Ald. Susan Sadlowski Garza (10th) said the city needs to prioritize helping working families and providing services like mental health care.

“If there’s billions of dollars for Lincoln Yards and money to entice Amazon to come here, there’s money that can be put back into our mental health systems,” Garza said. “We need mental health facilities across Chicago, and it can’t just keep going to wealthy developers.”

Ald. Mike Rodriguez (22nd) said budget negotiations must include constituents and community stakeholders. He said aldermen will talk with community members and bring their demands to the negotiation process.

One solution the aldermen suggested was reallocating money in the budget from policing to other public services.

“When we’re looking at a budget where 41 percent is going to policing, I think it’s a responsible measure to look and see how that money is spent,” said Ald.

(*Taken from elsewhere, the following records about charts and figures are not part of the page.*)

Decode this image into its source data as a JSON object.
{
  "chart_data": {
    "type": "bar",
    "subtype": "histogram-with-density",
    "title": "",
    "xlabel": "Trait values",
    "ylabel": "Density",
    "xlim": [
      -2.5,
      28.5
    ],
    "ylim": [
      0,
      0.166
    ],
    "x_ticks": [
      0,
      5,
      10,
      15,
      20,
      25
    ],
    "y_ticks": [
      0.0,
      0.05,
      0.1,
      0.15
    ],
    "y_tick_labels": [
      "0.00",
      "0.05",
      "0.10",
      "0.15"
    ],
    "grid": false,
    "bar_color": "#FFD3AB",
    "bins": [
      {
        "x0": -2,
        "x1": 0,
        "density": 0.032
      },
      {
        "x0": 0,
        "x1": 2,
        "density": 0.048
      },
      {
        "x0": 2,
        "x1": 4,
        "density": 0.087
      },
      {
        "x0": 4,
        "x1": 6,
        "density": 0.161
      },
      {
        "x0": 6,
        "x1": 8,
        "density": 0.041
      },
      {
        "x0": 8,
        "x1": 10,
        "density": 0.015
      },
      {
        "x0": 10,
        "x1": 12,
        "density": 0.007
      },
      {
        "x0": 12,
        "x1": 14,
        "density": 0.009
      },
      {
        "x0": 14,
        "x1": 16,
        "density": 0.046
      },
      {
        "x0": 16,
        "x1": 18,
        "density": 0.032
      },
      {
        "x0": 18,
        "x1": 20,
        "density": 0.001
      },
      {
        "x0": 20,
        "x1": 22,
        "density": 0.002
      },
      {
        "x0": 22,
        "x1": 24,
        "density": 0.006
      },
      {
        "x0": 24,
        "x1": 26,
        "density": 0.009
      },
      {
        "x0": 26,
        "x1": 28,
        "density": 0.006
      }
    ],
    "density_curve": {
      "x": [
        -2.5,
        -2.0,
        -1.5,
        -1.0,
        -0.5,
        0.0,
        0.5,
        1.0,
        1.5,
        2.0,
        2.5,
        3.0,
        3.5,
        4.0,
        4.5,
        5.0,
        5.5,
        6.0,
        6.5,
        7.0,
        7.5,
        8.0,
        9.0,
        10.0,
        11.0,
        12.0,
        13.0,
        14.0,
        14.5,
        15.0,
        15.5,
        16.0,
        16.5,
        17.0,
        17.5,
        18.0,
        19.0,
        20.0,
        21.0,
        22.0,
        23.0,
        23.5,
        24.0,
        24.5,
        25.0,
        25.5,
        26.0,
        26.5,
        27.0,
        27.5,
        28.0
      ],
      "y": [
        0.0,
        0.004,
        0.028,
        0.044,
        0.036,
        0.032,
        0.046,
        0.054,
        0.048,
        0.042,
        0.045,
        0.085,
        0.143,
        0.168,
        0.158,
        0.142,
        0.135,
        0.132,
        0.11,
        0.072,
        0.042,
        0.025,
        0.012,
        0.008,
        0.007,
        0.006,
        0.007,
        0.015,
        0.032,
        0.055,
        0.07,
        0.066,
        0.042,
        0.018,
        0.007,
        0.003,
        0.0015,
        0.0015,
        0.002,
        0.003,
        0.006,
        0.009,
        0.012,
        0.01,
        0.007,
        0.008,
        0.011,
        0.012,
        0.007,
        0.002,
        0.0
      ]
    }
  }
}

Andre Vasquez (40th). “We want to change the environment and culture of what’s going on, and pumping more money into a problem that’s already been 41 percent of our budget is not the way to do it.”

Ald. Jeanette Taylor (20th) said she is hopeful Lightfoot will follow up on campaign promises of not balancing the budget on low income and working families, but would like to see her be more transparent.

“She needs to make good on her promises like we have,” Taylor said. “ ... It’s not easy, it’s some give and take, but we’re tired of being disenfranchised. So this is an opportunity to make Chicago for the many.”

Editor’s note: This article was updated to properly attribute a statement to Ald. Andre Vasquez (40th).